Invariants: domain & measure are explicit; orientation is consistent; delta_form_topo ≤ tol_topo; integrality passes—or degrade per policy and inflate U.

VIII. Cross-References

• Defect typology & invariant reads: Chapter 3 (I90-33 / I90-35 integrate q_*).
• Persistence stability & noise robustness: Chapters 8 and 12 (guiding ℓ_reg and filtration scales).
• Atlas stitching & transition coherence: Chapter 9 (cross-chart transitions/averages of density layers).
• Error & uncertainty propagation: Appendix E (derivative/triangulation errors and spectral truncation).
• Runtime dashboards & cache/fallback: Chapter 14.

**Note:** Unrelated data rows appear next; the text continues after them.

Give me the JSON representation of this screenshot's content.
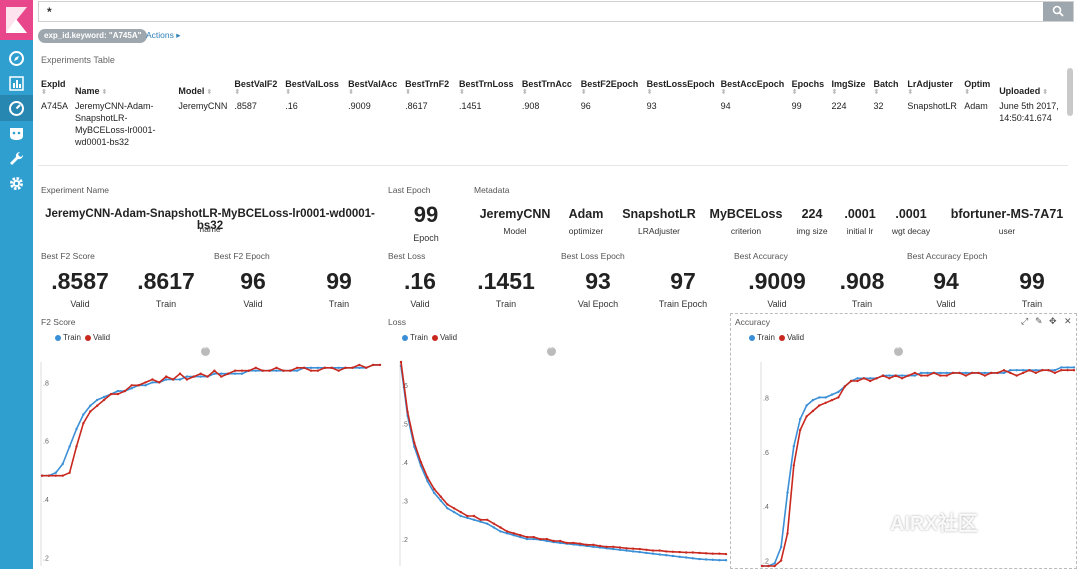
{
  "search": {
    "value": "*"
  },
  "filter": {
    "pill": "exp_id.keyword: \"A745A\"",
    "actions": "Actions"
  },
  "table": {
    "title": "Experiments Table",
    "columns": [
      "ExpId",
      "Name",
      "Model",
      "BestValF2",
      "BestValLoss",
      "BestValAcc",
      "BestTrnF2",
      "BestTrnLoss",
      "BestTrnAcc",
      "BestF2Epoch",
      "BestLossEpoch",
      "BestAccEpoch",
      "Epochs",
      "ImgSize",
      "Batch",
      "LrAdjuster",
      "Optim",
      "Uploaded"
    ],
    "row": [
      "A745A",
      "JeremyCNN-Adam-SnapshotLR-MyBCELoss-lr0001-wd0001-bs32",
      "JeremyCNN",
      ".8587",
      ".16",
      ".9009",
      ".8617",
      ".1451",
      ".908",
      "96",
      "93",
      "94",
      "99",
      "224",
      "32",
      "SnapshotLR",
      "Adam",
      "June 5th 2017, 14:50:41.674"
    ]
  },
  "experiment_name": {
    "title": "Experiment Name",
    "value": "JeremyCNN-Adam-SnapshotLR-MyBCELoss-lr0001-wd0001-bs32",
    "sub": "name"
  },
  "last_epoch": {
    "title": "Last Epoch",
    "value": "99",
    "sub": "Epoch"
  },
  "metadata": {
    "title": "Metadata",
    "items": [
      {
        "value": "JeremyCNN",
        "sub": "Model"
      },
      {
        "value": "Adam",
        "sub": "optimizer"
      },
      {
        "value": "SnapshotLR",
        "sub": "LRAdjuster"
      },
      {
        "value": "MyBCELoss",
        "sub": "criterion"
      },
      {
        "value": "224",
        "sub": "img size"
      },
      {
        "value": ".0001",
        "sub": "initial lr"
      },
      {
        "value": ".0001",
        "sub": "wgt decay"
      },
      {
        "value": "bfortuner-MS-7A71",
        "sub": "user"
      }
    ]
  },
  "metrics": [
    {
      "title": "Best F2 Score",
      "items": [
        {
          "value": ".8587",
          "sub": "Valid"
        },
        {
          "value": ".8617",
          "sub": "Train"
        }
      ]
    },
    {
      "title": "Best F2 Epoch",
      "items": [
        {
          "value": "96",
          "sub": "Valid"
        },
        {
          "value": "99",
          "sub": "Train"
        }
      ]
    },
    {
      "title": "Best Loss",
      "items": [
        {
          "value": ".16",
          "sub": "Valid"
        },
        {
          "value": ".1451",
          "sub": "Train"
        }
      ]
    },
    {
      "title": "Best Loss Epoch",
      "items": [
        {
          "value": "93",
          "sub": "Val Epoch"
        },
        {
          "value": "97",
          "sub": "Train Epoch"
        }
      ]
    },
    {
      "title": "Best Accuracy",
      "items": [
        {
          "value": ".9009",
          "sub": "Valid"
        },
        {
          "value": ".908",
          "sub": "Train"
        }
      ]
    },
    {
      "title": "Best Accuracy Epoch",
      "items": [
        {
          "value": "94",
          "sub": "Valid"
        },
        {
          "value": "99",
          "sub": "Train"
        }
      ]
    }
  ],
  "colors": {
    "train": "#3a8fd6",
    "valid": "#c8281e",
    "sidebar": "#2f9fd0",
    "logo": "#e8488b"
  },
  "watermark": "AIRX社区",
  "chart_data": [
    {
      "type": "line",
      "title": "F2 Score",
      "legend": [
        "Train",
        "Valid"
      ],
      "ylim": [
        0.17,
        0.87
      ],
      "yticks": [
        ".2",
        ".4",
        ".6",
        ".8"
      ],
      "ytick_values": [
        0.2,
        0.4,
        0.6,
        0.8
      ],
      "series": [
        {
          "name": "Train",
          "values": [
            0.48,
            0.48,
            0.49,
            0.52,
            0.58,
            0.64,
            0.69,
            0.72,
            0.74,
            0.75,
            0.76,
            0.77,
            0.77,
            0.78,
            0.79,
            0.79,
            0.8,
            0.8,
            0.81,
            0.81,
            0.81,
            0.82,
            0.82,
            0.82,
            0.82,
            0.83,
            0.83,
            0.83,
            0.83,
            0.83,
            0.84,
            0.84,
            0.84,
            0.84,
            0.84,
            0.84,
            0.84,
            0.84,
            0.85,
            0.85,
            0.85,
            0.85,
            0.85,
            0.85,
            0.85,
            0.85,
            0.85,
            0.85,
            0.86,
            0.86
          ]
        },
        {
          "name": "Valid",
          "values": [
            0.48,
            0.48,
            0.48,
            0.48,
            0.49,
            0.58,
            0.66,
            0.7,
            0.72,
            0.74,
            0.76,
            0.76,
            0.77,
            0.79,
            0.79,
            0.8,
            0.81,
            0.8,
            0.82,
            0.81,
            0.83,
            0.81,
            0.82,
            0.83,
            0.82,
            0.84,
            0.82,
            0.83,
            0.84,
            0.84,
            0.84,
            0.85,
            0.84,
            0.84,
            0.85,
            0.84,
            0.84,
            0.85,
            0.85,
            0.84,
            0.84,
            0.85,
            0.85,
            0.84,
            0.85,
            0.85,
            0.86,
            0.85,
            0.86,
            0.86
          ]
        }
      ]
    },
    {
      "type": "line",
      "title": "Loss",
      "legend": [
        "Train",
        "Valid"
      ],
      "ylim": [
        0.13,
        0.66
      ],
      "yticks": [
        ".2",
        ".3",
        ".4",
        ".5",
        ".6"
      ],
      "ytick_values": [
        0.2,
        0.3,
        0.4,
        0.5,
        0.6
      ],
      "series": [
        {
          "name": "Train",
          "values": [
            0.65,
            0.52,
            0.44,
            0.39,
            0.35,
            0.32,
            0.3,
            0.28,
            0.27,
            0.26,
            0.255,
            0.25,
            0.245,
            0.24,
            0.23,
            0.22,
            0.215,
            0.21,
            0.205,
            0.2,
            0.2,
            0.198,
            0.195,
            0.192,
            0.19,
            0.188,
            0.186,
            0.184,
            0.182,
            0.18,
            0.178,
            0.176,
            0.174,
            0.172,
            0.17,
            0.168,
            0.166,
            0.164,
            0.162,
            0.16,
            0.158,
            0.156,
            0.154,
            0.152,
            0.15,
            0.148,
            0.147,
            0.146,
            0.145,
            0.145
          ]
        },
        {
          "name": "Valid",
          "values": [
            0.66,
            0.53,
            0.45,
            0.4,
            0.36,
            0.33,
            0.31,
            0.29,
            0.28,
            0.27,
            0.26,
            0.26,
            0.25,
            0.25,
            0.24,
            0.23,
            0.22,
            0.215,
            0.21,
            0.205,
            0.205,
            0.2,
            0.2,
            0.195,
            0.195,
            0.19,
            0.19,
            0.188,
            0.185,
            0.185,
            0.182,
            0.18,
            0.18,
            0.178,
            0.176,
            0.175,
            0.174,
            0.172,
            0.17,
            0.17,
            0.168,
            0.167,
            0.166,
            0.165,
            0.165,
            0.164,
            0.163,
            0.162,
            0.162,
            0.161
          ]
        }
      ]
    },
    {
      "type": "line",
      "title": "Accuracy",
      "legend": [
        "Train",
        "Valid"
      ],
      "ylim": [
        0.18,
        0.93
      ],
      "yticks": [
        ".2",
        ".4",
        ".6",
        ".8"
      ],
      "ytick_values": [
        0.2,
        0.4,
        0.6,
        0.8
      ],
      "series": [
        {
          "name": "Train",
          "values": [
            0.18,
            0.18,
            0.19,
            0.25,
            0.45,
            0.62,
            0.72,
            0.77,
            0.79,
            0.8,
            0.8,
            0.81,
            0.82,
            0.84,
            0.86,
            0.87,
            0.87,
            0.87,
            0.87,
            0.88,
            0.88,
            0.88,
            0.88,
            0.88,
            0.88,
            0.89,
            0.89,
            0.89,
            0.89,
            0.89,
            0.89,
            0.89,
            0.89,
            0.89,
            0.89,
            0.89,
            0.89,
            0.89,
            0.89,
            0.9,
            0.9,
            0.9,
            0.9,
            0.9,
            0.9,
            0.9,
            0.9,
            0.91,
            0.91,
            0.91
          ]
        },
        {
          "name": "Valid",
          "values": [
            0.18,
            0.18,
            0.18,
            0.2,
            0.3,
            0.55,
            0.68,
            0.73,
            0.75,
            0.77,
            0.78,
            0.79,
            0.8,
            0.84,
            0.86,
            0.86,
            0.87,
            0.86,
            0.87,
            0.88,
            0.87,
            0.88,
            0.87,
            0.88,
            0.89,
            0.88,
            0.88,
            0.89,
            0.88,
            0.88,
            0.89,
            0.89,
            0.88,
            0.89,
            0.89,
            0.88,
            0.89,
            0.89,
            0.9,
            0.89,
            0.88,
            0.89,
            0.9,
            0.89,
            0.9,
            0.9,
            0.89,
            0.9,
            0.9,
            0.9
          ]
        }
      ]
    }
  ]
}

IX. Quality & Risk Control

• SLOs: density-layer success rate ≥ 99%; delta_form_topo_p95 ≤ tol_topo; integrality failures ≤ 1%.
• Fallback path: full-res → coarser-grid → larger ℓ_reg → loop-only summary; at each step increase U and tag fallback.stage.
• Audit: persist unwrapping events, derivative scales, orientation-conflict rate, two-form discrepancy distributions, integrality/boundary checks, and signature.

Summary
This chapter fixes computable routes from fields to topological densities/currents as P904 / S904 / M90-4 / C90-41x / I90-4*. Parallel two-form evaluation and integrality gates ensure results are auditable and integrable; subsequent chapters can directly integrate/aggregate q_* and j_topo to drive defect tracking and atlas stitching.